Gold in Uganda: How can ordinary citizens benefit?

Martin Drito Andi

What you need to know:

We must stop moving around with a begging bowl for our survival and that of the future generation.

The recent discovery of huge gold reserves in Uganda has attracted massive attention in major international financial capitals.

It is estimated that the country has about 31 million metric tonnes of gold ore reserves, which is expected to yield 320,158 metric tonnes of refined gold worth $13 trillion. This discovery has the potential to give the country a positive trajectory to economic development.

Today, gold has become our number one export, accounting for 44 percent of our export earnings as per Bank of Uganda. However, it is important to note that not all the gold we export is mined in Uganda. Some of this is imported.

According to the Uganda Revenue Authority (URA), Uganda imported gold worth $202.3m from Zimbabwe, $4.3m from the Democratic Republic of Congo and $2.73 from Tanzania. In fact, out of the $1.14b gold exports in 2019, only a fraction was locally mined as per the Directorate of Geological Survey and Mines (DGSM).

This singular gold potential of $13 trillion dwarfs that of the $100b of oil reserves in the Albertine Graben in Bunyoro. If other mines are taken into consideration, gold will downplay oil.

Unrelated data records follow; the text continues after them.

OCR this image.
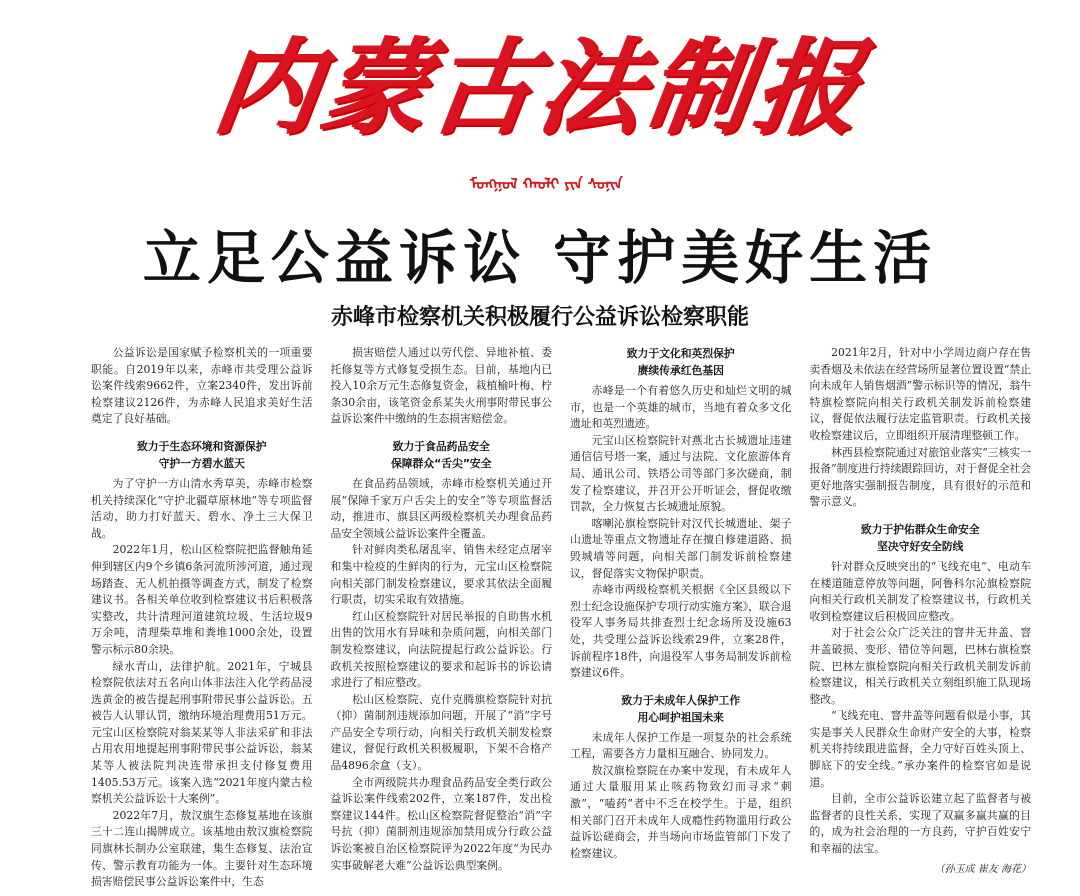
内蒙古法制报
ᠮᠣᠩᠭᠣᠯ ᠬᠠᠤᠯᠢ ᠶᠢᠨ ᠰᠣᠨᠢᠨ
立足公益诉讼 守护美好生活
赤峰市检察机关积极履行公益诉讼检察职能

公益诉讼是国家赋予检察机关的一项重要职能。自2019年以来，赤峰市共受理公益诉讼案件线索9662件，立案2340件，发出诉前检察建议2126件，为赤峰人民追求美好生活奠定了良好基础。

致力于生态环境和资源保护
守护一方碧水蓝天

为了守护一方山清水秀草美，赤峰市检察机关持续深化“守护北疆草原林地”等专项监督活动，助力打好蓝天、碧水、净土三大保卫战。

2022年1月，松山区检察院把监督触角延伸到辖区内9个乡镇6条河流所涉河道，通过现场踏查、无人机拍摄等调查方式，制发了检察建议书。各相关单位收到检察建议书后积极落实整改，共计清理河道建筑垃圾、生活垃圾9万余吨，清理柴草堆和粪堆1000余处，设置警示标示80余块。

绿水青山，法律护航。2021年，宁城县检察院依法对五名向山体非法注入化学药品浸选黄金的被告提起刑事附带民事公益诉讼。五被告人认罪认罚，缴纳环境治理费用51万元。元宝山区检察院对翁某某等人非法采矿和非法占用农用地提起刑事附带民事公益诉讼，翁某某等人被法院判决连带承担支付修复费用1405.53万元。该案入选“2021年度内蒙古检察机关公益诉讼十大案例”。

2022年7月，敖汉旗生态修复基地在该旗三十二连山揭牌成立。该基地由敖汉旗检察院同旗林长制办公室联建，集生态修复、法治宣传、警示教育功能为一体。主要针对生态环境损害赔偿民事公益诉讼案件中，生态

损害赔偿人通过以劳代偿、异地补植、委托修复等方式修复受损生态。目前，基地内已投入10余万元生态修复资金，栽植榆叶梅、柠条30余亩，该笔资金系某失火刑事附带民事公益诉讼案件中缴纳的生态损害赔偿金。

致力于食品药品安全
保障群众“舌尖”安全

在食品药品领域，赤峰市检察机关通过开展“保障千家万户舌尖上的安全”等专项监督活动，推进市、旗县区两级检察机关办理食品药品安全领域公益诉讼案件全覆盖。

针对鲜肉类私屠乱宰、销售未经定点屠宰和集中检疫的生鲜肉的行为，元宝山区检察院向相关部门制发检察建议，要求其依法全面履行职责，切实采取有效措施。

红山区检察院针对居民举报的自助售水机出售的饮用水有异味和杂质问题，向相关部门制发检察建议，向法院提起行政公益诉讼。行政机关按照检察建议的要求和起诉书的诉讼请求进行了相应整改。

松山区检察院、克什克腾旗检察院针对抗（抑）菌制剂违规添加问题，开展了“消”字号产品安全专项行动，向相关行政机关制发检察建议，督促行政机关积极履职，下架不合格产品4896余盒（支）。

全市两级院共办理食品药品安全类行政公益诉讼案件线索202件，立案187件，发出检察建议144件。松山区检察院督促整治“消”字号抗（抑）菌制剂违规添加禁用成分行政公益诉讼案被自治区检察院评为2022年度“为民办实事破解老大难”公益诉讼典型案例。

致力于文化和英烈保护
赓续传承红色基因

赤峰是一个有着悠久历史和灿烂文明的城市，也是一个英雄的城市，当地有着众多文化遗址和英烈遗迹。

元宝山区检察院针对燕北古长城遗址违建通信信号塔一案，通过与法院、文化旅游体育局、通讯公司、铁塔公司等部门多次磋商，制发了检察建议，并召开公开听证会，督促收缴罚款，全力恢复古长城遗址原貌。

喀喇沁旗检察院针对汉代长城遗址、架子山遗址等重点文物遗址存在擅自修建道路、损毁城墙等问题，向相关部门制发诉前检察建议，督促落实文物保护职责。

赤峰市两级检察机关根据《全区县级以下烈士纪念设施保护专项行动实施方案》，联合退役军人事务局共排查烈士纪念场所及设施63处，共受理公益诉讼线索29件，立案28件，诉前程序18件，向退役军人事务局制发诉前检察建议6件。

致力于未成年人保护工作
用心呵护祖国未来

未成年人保护工作是一项复杂的社会系统工程，需要各方力量相互融合、协同发力。

敖汉旗检察院在办案中发现，有未成年人通过大量服用某止咳药物致幻而寻求“刺激”，“嗑药”者中不乏在校学生。于是，组织相关部门召开未成年人成瘾性药物滥用行政公益诉讼磋商会，并当场向市场监管部门下发了检察建议。

2021年2月，针对中小学周边商户存在售卖香烟及未依法在经营场所显著位置设置“禁止向未成年人销售烟酒”警示标识等的情况，翁牛特旗检察院向相关行政机关制发诉前检察建议，督促依法履行法定监管职责。行政机关接收检察建议后，立即组织开展清理整顿工作。

林西县检察院通过对旅馆业落实“三核实一报备”制度进行持续跟踪回访，对于督促全社会更好地落实强制报告制度，具有很好的示范和警示意义。

致力于护佑群众生命安全
坚决守好安全防线

针对群众反映突出的“飞线充电”、电动车在楼道随意停放等问题，阿鲁科尔沁旗检察院向相关行政机关制发了检察建议书，行政机关收到检察建议后积极回应整改。

对于社会公众广泛关注的窨井无井盖、窨井盖破损、变形、错位等问题，巴林右旗检察院、巴林左旗检察院向相关行政机关制发诉前检察建议，相关行政机关立刻组织施工队现场整改。

“飞线充电、窨井盖等问题看似是小事，其实是事关人民群众生命财产安全的大事，检察机关将持续跟进监督，全力守好百姓头顶上、脚底下的安全线。”承办案件的检察官如是说道。

目前，全市公益诉讼建立起了监督者与被监督者的良性关系，实现了双赢多赢共赢的目的，成为社会治理的一方良药，守护百姓安宁和幸福的法宝。

（孙玉成 崔友 海花）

These glossy figures give hope of a brighter economic landscape for the country. However, the extractive industry in reality has bumps that we must overcome if these potential benefits are to be realised. Conspicuously, mining areas like Mubende, Busia, Buhweju and Karamoja that have huge gold reserves do not reflect this on the living standards of the locals.

This curse is ripe in most, especially African mineral rich countries like DRC, Guinea, Mali, Sierra Leone, among others. As such, how does Uganda avoid this negative impact? How do we ensure our gold benefits the wananchi?

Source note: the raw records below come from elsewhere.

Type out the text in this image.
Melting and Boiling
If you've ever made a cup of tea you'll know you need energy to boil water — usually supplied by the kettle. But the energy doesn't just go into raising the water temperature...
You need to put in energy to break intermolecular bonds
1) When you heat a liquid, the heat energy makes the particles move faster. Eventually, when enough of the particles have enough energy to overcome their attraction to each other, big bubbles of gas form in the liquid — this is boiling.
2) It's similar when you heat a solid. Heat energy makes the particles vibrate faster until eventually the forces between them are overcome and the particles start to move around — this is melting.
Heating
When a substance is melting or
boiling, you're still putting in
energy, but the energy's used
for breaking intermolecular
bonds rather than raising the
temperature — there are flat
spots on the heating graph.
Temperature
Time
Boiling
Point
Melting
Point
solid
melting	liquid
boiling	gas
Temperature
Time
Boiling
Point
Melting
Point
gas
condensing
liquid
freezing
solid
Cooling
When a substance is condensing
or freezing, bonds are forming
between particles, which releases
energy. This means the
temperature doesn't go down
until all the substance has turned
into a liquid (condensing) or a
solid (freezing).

One of the ways is by ensuring the health of those directly involved in the extraction and processing of the precious metal is protected by not exposing them to hazardous chemicals like mercury and cyanide. All miners irrespective of whether artisanal or industrial, must wear protective gear at all times.

The proposed Uganda National Mining Company that will aim to take equity stakes of up to 15 percent of all medium and large scale mining operations in the country, must keep an eye on the declared numbers. It should not be hoodwinked into accepting only declared gold quantities.

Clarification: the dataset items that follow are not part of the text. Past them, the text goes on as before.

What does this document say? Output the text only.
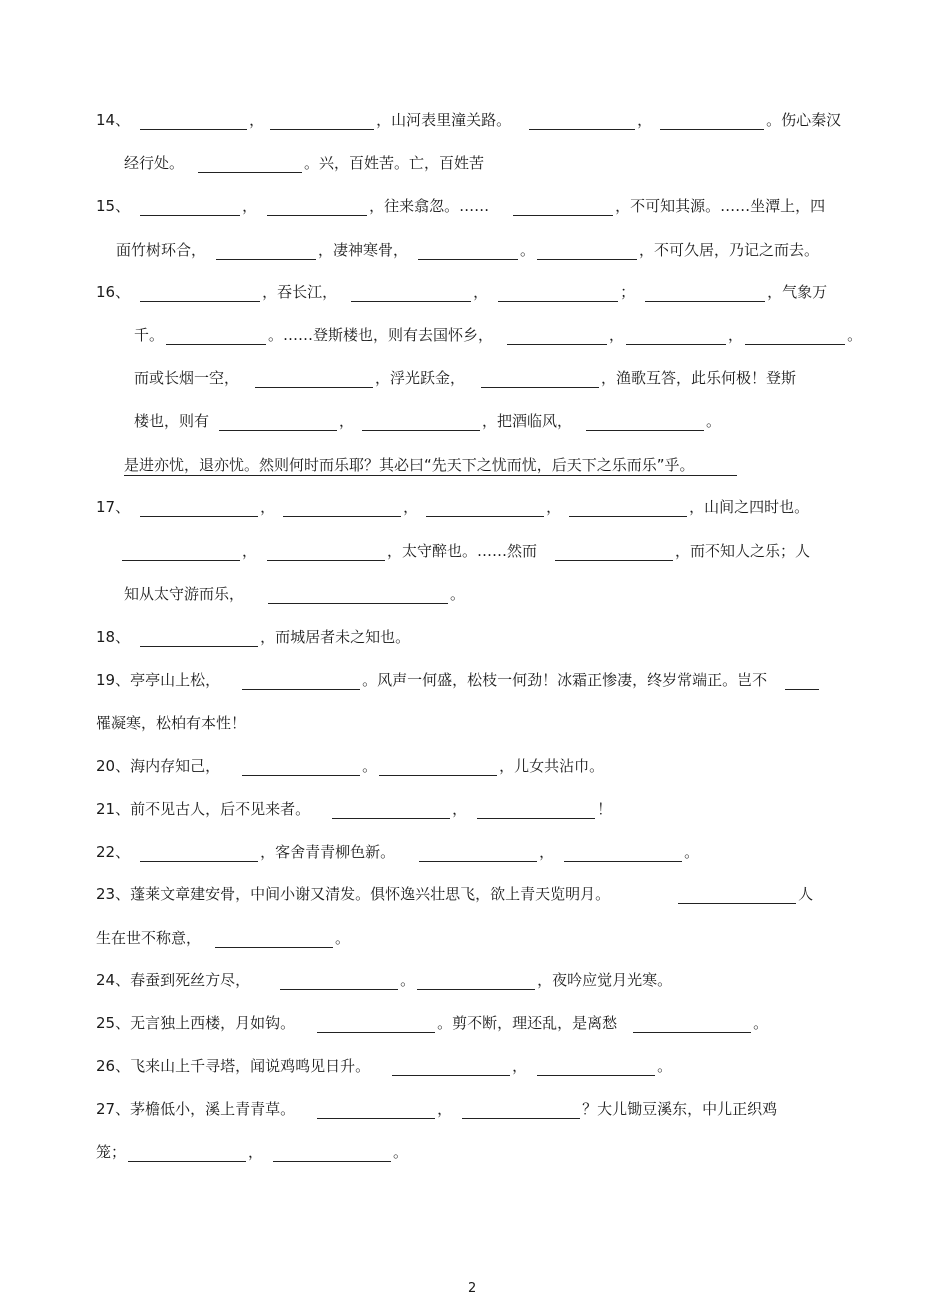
14、	，	，山河表里潼关路。	，	。伤心秦汉
经行处。	。兴，百姓苦。亡，百姓苦
15、	，	，往来翕忽。……	，不可知其源。……坐潭上，四
面竹树环合，	，凄神寒骨，	。	，不可久居，乃记之而去。
16、	，吞长江，	，	；	，气象万
千。	。……登斯楼也，则有去国怀乡，	，	，	。
而或长烟一空，	，浮光跃金，	，渔歌互答，此乐何极！登斯
楼也，则有	，	，把酒临风，	。
是进亦忧，退亦忧。然则何时而乐耶？其必曰“先天下之忧而忧，后天下之乐而乐”乎。
17、	，	，	，	，山间之四时也。
，	，太守醉也。……然而	，而不知人之乐；人
知从太守游而乐，	。
18、	，而城居者未之知也。
19、亭亭山上松，	。风声一何盛，松枝一何劲！冰霜正惨凄，终岁常端正。岂不
罹凝寒，松柏有本性！
20、海内存知己，	。	，儿女共沾巾。
21、前不见古人，后不见来者。	，	！
22、	，客舍青青柳色新。	，	。
23、蓬莱文章建安骨，中间小谢又清发。俱怀逸兴壮思飞，欲上青天览明月。	人
生在世不称意，	。
24、春蚕到死丝方尽，	。	，夜吟应觉月光寒。
25、无言独上西楼，月如钩。	。剪不断，理还乱，是离愁	。
26、飞来山上千寻塔，闻说鸡鸣见日升。	，	。
27、茅檐低小，溪上青青草。	，	？大儿锄豆溪东，中儿正织鸡
笼；	，	。
2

We must also ensure there is value-addition to our gold before it is exported. This can be through gold coins and other products. This process alone can increase the value of gold by two-fold.

Uganda must also start building most of her foreign reserves in gold. The tendency of holding our reserves in treasury bills, government bonds, corporate bonds and equities dangerously exposes our currency and economy to global economic shocks. Gold remains a commodity with fairly inelastic supply, thereby holding its value well.

The DGSM should gazette areas with gold reserves and publish their ownership to establish if indeed they are productive. Concessions that aren’t being exploited should be reallocated to financially capable individuals and companies. After 61 years of independence, we should be self-reliant as a country. We must stop moving around with a begging bowl for our survival and that of the future generation.

 Mr Martin Drito Andi is former MP, Madi-Okollo and founder member, National Confederation of Diamond Miners. Association of Guinea.